The Public Service Commission of New York has opened a new discussion on how to value clean, distributed energy in the state as part of its energy market overhaul initiative, Reforming the Energy Vision.
A white paper filed last week outlined the benefits and costs that will be included in the framework, such as avoided transmission losses and ancillary services of distributed generation.
Some of the calculations are fairly straightforward, while others are not. One of the most difficult issues will be valuing the external costs and benefits of distributed energy. On this point, the PSC offered three suggestions for comment and encouraged interested stakeholders to suggest other approaches.
Rely on values reflected in location-based marginal prices
The first approach is arguably the simplest. It would use the values, in dollars per ton, that New York’s Independent System Operator uses in its congestion assessment and resource integration study for compliance costs for NOx, SOx and CO2. The costs are largely based on the EPA’s cross-state air pollution rule and the Regional Greenhouse Gas Initiative.
However, under those forecasts, these costs are not applied to generators with fleets smaller than 25 megawatts, and therefore any clean, distributed resources that do not emit those gases, such as rooftop solar, would not receive those credits.
Another issue, the PSC notes, is that the values set in the resource integration study were never intended to be an estimate of the full marginal damage cost.
Detailed calculation of net marginal damage costs
The second approach would leverage the model from the resource integration study to calculate the reduction in pollution based on lower system loads due to distributed energy resources.
Those estimates could be multiplied by an estimate of the dollars per ton of marginal damage costs minus the costs already paid at the wholesale bulk level under congestion pricing. The resulting figure would be translated into a dollar-per-megawatt figure and then used to compare emission-free generation to power sources that emit the gases.
The PSC white paper outlined a few concerns pertaining to this approach. One is that it uses the EPA’s estimates for SOx and NOx, which leads to small changes having very large impacts on price per megawatt-hour.
Another problem is choosing the price per ton for the damage caused by CO2-induced climate change. In the meantime, NYSERDA is going to conduct a study that will estimate externalities for all types of energy within New York state.

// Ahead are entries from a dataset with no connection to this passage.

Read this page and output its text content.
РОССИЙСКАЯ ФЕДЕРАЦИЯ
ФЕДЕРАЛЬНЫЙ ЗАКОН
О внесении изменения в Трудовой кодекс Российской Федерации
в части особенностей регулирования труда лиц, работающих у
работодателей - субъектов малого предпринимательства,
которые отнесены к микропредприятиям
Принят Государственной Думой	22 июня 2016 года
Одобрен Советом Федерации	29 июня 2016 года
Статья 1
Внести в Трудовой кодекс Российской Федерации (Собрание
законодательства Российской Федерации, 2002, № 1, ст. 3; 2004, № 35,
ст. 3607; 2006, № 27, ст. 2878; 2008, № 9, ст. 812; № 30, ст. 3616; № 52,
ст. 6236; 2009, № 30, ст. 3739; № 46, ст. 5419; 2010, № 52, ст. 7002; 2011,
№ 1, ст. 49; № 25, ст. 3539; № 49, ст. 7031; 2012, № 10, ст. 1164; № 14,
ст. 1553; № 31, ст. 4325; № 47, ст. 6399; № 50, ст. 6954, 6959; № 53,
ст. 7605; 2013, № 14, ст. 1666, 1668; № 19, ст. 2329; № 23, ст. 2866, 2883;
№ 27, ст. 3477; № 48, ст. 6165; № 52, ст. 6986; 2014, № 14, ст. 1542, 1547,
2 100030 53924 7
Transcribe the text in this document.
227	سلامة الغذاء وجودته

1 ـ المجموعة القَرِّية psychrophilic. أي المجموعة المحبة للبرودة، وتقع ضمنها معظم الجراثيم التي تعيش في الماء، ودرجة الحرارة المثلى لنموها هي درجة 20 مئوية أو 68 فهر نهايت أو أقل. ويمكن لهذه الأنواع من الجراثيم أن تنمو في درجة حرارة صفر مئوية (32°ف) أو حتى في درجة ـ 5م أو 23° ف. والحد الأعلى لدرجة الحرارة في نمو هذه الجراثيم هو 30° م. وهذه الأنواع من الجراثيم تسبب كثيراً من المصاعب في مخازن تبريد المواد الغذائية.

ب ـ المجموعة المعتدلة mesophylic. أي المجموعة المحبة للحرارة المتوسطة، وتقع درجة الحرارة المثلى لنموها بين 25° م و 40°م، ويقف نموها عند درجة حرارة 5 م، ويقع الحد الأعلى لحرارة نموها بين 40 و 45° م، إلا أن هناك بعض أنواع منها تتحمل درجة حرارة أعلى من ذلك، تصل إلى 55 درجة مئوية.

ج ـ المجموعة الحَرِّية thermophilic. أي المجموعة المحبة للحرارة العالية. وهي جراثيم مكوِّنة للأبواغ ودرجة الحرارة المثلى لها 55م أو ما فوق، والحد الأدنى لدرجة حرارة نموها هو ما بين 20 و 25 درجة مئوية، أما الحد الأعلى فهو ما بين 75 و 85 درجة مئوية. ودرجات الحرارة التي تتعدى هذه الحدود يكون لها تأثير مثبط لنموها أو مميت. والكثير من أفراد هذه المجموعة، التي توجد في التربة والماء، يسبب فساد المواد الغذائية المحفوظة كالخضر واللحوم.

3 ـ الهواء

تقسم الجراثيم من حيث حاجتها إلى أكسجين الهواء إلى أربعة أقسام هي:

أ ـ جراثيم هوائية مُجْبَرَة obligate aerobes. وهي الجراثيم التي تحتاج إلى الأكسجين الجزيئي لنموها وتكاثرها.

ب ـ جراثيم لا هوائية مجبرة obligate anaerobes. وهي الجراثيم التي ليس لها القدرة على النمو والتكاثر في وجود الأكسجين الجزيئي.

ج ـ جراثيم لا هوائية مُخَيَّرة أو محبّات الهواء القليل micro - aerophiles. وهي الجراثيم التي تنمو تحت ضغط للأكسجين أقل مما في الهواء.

Additionally, there is an assumption that reducing load will actually reduce emissions at a bulk level, but since the prices are set via cap-and-trade programs like the Regional Greenhouse Gas Initiative, “This assumption is technically wrong.”
Even with many technical issues to hammer out with the second approach, the PSC noted this method “may provide the most complete, rational and defensible approach for valuing the damage attributable to emissions of carbon dioxide and other pollutants,” even though the other methods could be easier to implement.
Large-scale renewable parity
The third approach is based on New York’s renewable portfolio solicitations, where NYSERDA pays a price for renewable energy credits to clean energy generators. The average of these prices is about $25 per megawatt-hour.
This approach would simply add $25 per megawatt-hour to the location-based marginal prices when comparing grid-level, traditional energy to clean, distributed energy. The figure would be recalculated as large-scale renewable programs evolve.